Jazz legend Marian McPartland dies
Marian McPartland, a renowned jazz pianist and host of the National Public Radio show "Piano Jazz," has died at the age of 95, NPR said Wednesday.
McPartland died of natural causes Tuesday night at her Port Washington home on Long Island, said Anna Christopher Bross, a spokeswoman for NPR.
Over a career that spanned more than six decades, McPartland became a fixture in the jazz world as a talented musician and well-loved radio personality.
In an interview with The Associated Press in 2007, the 89-year-old pianist said she saw no reason to retire.
"Retire? Why retire? I've got a job, I'm making money, and I like what I do. Why retire?" she asked. "I think I'll jump out of a cake, or something."
Born Margaret Marian Turner in England, she began playing classical piano at the age of 3. At 17, she was accepted to the prestigious Guildhall School of Music. She left in her third year to play piano with a touring vaudeville act - to the chagrin of her parents, who she said were "horrified," and a professor who called popular music "rubbish."
During World War II, while playing for Allied troops with the USO and its British equivalent, she met her husband, Chicago cornetist Jimmy McPartland. He died in 1991.
The couple came to live in New York in 1953, and McPartland landed a gig in a trio at the Hickory House, a bustling jazz hub on 52nd Street where she played intermittently for 10 years, brushing elbows with such greats as Duke Ellington and Benny Goodman.
McPartland recorded more than 50 albums for the Concord Jazz label and played in venues across the country. She also turned her keen ears toward her contemporaries, writing articles and essays that immortalized the people and places of the jazz world in the 1950s and '60s.
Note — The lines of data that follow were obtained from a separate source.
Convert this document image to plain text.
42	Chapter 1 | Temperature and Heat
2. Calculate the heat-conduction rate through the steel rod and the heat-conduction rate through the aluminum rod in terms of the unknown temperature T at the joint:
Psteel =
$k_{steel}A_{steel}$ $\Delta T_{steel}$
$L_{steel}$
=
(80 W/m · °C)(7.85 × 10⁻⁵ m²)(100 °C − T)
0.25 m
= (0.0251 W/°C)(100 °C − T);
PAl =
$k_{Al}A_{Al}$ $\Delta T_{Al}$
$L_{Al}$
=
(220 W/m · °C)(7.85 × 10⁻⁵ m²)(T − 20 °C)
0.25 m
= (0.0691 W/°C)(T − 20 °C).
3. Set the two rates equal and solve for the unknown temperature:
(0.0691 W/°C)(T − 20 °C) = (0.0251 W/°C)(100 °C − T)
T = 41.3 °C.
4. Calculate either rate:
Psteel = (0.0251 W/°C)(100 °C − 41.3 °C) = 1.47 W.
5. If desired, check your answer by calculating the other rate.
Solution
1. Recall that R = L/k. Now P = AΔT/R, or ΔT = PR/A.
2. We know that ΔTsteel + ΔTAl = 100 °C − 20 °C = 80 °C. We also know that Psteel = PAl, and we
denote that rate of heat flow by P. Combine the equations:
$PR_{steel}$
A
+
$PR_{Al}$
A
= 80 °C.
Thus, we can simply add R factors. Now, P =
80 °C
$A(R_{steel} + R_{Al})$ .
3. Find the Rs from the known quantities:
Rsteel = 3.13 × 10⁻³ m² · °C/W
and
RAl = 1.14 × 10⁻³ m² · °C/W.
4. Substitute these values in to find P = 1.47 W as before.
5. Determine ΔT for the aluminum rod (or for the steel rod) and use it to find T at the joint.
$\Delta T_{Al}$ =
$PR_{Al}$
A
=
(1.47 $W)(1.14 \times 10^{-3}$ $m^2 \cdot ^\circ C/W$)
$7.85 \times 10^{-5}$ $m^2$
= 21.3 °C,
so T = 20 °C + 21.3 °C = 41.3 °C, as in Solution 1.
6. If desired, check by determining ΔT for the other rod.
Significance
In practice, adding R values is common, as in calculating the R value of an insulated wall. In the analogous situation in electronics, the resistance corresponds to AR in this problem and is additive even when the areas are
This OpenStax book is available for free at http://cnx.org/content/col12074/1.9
In one essay, included in McPartland's collected works, "You've Come a Long Way, Baby" (1975), she wrote about her experiences as a woman trying to break into the jazz scene in the '50s, striving to be taken seriously by male musicians unaccustomed to playing with women.
"Once a man stood at the bar watching me intently, and when the set was finished he came over and said with a smile, `You know, you can't be a respectable woman the way you play piano,'" she wrote. "For some reason or another, this struck me as a great compliment."
In 1978, McPartland brought her talent for composition and status as a jazz insider to radio, and began hosting the Peabody Award-winning "Piano Jazz."
On the air, she and her guests sat at separate pianos, reminiscing, ad-libbing, and playing duets and solos. She hosted hundreds of jazz professionals, including Ray Brown, Susannah McCorkle and Eddie Palmieri.
Charming, energetic, and always ready for a musical adventure, McPartland was well-suited to the role of live radio host. She told the AP in a 2000 interview that she wasn't thrown off when a guest changed keys in the middle of a show.
"I'm not afraid, for the most part, of anything," she said. "Somebody said, 'You're like someone who rides a bucking bronco. You'll ride anything that comes along.'"
In 2007, she performed in South Carolina the premiere of her own symphonic work, "A Portrait of Rachel Carson," inspired by the author's 1962 environmental book "Silent Spring."
"I can't walk. I'm in miserable pain. But at the piano, I don't feel a thing," she said during an appearance at a University of South Carolina master class before the performance.
McPartland continued to tour and perform into her 80s, retaining "her fetching and feathery sense of swing, sage economy and deep appreciation for essential melodic purity," according to a Daily Variety review of a Lincoln Center performance in January 2001.
"McPartland sure knows how to illuminate a line with lean poetic phrasing," reviewer Robert L. Daniels wrote. "There is wisdom in her fingers."
Funeral arrangements were not immediately available.